- Born: 1942 (age 83–84) Labé Region, Guinea
- Occupation: Politician
- Known for: Member of Guinea's National Assembly
- Children: 8

= Cissé Hadja Mariama Sow =

Guinean politician

Cissé Hadja Mariama Sow (born 1942) is a Guinean politician. She was a member of Guinea's National Assembly from 1972 to 1984.

==Biography==
Sow was born in Labé Region, Guinea. She went to school at Conakry, which is the capital city of Guinea. Her former high school is now called October 2 High School. Guinea became an independent country on September 28, 1958. Sow did not go to university but she became a teacher.

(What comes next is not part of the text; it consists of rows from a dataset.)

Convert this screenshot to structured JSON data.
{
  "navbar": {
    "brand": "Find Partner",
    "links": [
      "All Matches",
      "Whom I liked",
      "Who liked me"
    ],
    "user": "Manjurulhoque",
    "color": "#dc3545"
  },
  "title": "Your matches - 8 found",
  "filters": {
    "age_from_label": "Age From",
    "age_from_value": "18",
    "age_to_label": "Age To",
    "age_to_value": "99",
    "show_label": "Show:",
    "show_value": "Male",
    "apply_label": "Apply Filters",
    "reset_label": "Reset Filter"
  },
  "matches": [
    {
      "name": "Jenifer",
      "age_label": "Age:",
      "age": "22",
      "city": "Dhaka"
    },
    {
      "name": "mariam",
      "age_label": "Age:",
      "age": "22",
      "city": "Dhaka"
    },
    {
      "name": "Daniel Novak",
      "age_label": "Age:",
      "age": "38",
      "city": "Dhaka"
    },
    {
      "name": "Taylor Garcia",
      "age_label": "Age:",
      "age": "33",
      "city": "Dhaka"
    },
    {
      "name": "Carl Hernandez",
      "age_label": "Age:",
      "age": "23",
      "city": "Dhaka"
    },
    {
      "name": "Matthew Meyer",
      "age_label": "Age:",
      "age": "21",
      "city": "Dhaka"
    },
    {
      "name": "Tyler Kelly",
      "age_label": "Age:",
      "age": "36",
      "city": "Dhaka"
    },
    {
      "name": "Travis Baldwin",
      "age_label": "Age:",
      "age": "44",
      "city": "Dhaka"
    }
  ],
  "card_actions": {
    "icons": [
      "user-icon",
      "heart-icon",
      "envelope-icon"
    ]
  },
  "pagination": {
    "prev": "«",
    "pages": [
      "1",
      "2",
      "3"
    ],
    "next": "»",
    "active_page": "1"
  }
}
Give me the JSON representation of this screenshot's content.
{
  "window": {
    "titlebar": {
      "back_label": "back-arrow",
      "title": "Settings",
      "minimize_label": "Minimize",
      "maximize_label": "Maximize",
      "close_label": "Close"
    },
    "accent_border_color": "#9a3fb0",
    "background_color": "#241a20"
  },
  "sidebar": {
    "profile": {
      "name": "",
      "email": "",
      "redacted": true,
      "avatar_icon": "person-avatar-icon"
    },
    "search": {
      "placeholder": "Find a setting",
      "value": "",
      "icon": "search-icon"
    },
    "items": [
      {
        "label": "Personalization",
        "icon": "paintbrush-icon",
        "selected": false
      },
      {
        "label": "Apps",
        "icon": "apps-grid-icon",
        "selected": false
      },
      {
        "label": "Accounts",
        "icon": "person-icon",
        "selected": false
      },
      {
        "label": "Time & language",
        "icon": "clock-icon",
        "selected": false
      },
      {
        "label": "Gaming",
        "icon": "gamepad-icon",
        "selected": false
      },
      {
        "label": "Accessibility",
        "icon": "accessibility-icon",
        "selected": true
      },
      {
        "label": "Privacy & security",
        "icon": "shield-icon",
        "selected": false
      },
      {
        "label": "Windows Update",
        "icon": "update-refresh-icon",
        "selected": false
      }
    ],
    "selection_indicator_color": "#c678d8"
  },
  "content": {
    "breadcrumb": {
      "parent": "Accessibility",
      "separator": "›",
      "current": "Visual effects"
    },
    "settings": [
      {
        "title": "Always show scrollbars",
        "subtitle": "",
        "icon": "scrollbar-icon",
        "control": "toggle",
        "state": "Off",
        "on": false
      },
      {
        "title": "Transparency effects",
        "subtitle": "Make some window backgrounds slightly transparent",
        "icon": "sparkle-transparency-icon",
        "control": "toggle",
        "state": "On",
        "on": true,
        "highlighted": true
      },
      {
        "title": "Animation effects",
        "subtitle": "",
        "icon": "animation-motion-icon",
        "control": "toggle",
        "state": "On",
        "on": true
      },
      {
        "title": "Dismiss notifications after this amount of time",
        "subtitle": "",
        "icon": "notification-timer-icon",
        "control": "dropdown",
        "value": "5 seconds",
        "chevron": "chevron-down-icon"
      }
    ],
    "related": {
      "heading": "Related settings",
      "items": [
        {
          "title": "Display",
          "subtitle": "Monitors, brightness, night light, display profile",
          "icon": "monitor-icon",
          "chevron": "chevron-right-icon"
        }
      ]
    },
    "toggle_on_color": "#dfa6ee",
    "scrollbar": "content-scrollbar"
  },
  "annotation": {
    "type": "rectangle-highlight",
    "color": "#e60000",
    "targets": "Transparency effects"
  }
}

She was a member of Guinea's National Assembly for 12 years, starting in 1972.

When the West African Women’s Associations was formed, she became its first President. For 12 years, she was the Union of Revolutionary Women of Guinea's general secretary.

== Recognitions ==
In 2005, she was one of a thousand women who were nominated for a Nobel Prize. In 2017, she became the President of the Group of Religious Leaders for Health, Development, and Peace in Guinea.

In August 2021, she was listed as one of the seven African women activists who deserve a Wikipedia article by the Global Citizen, an international organisation and advocacy organisation.

==Private life==
In 1961, she married an engineer. They had eight children and he later served as a governor of Faranah, Forécariat, and Conakry from 1976 to 1984.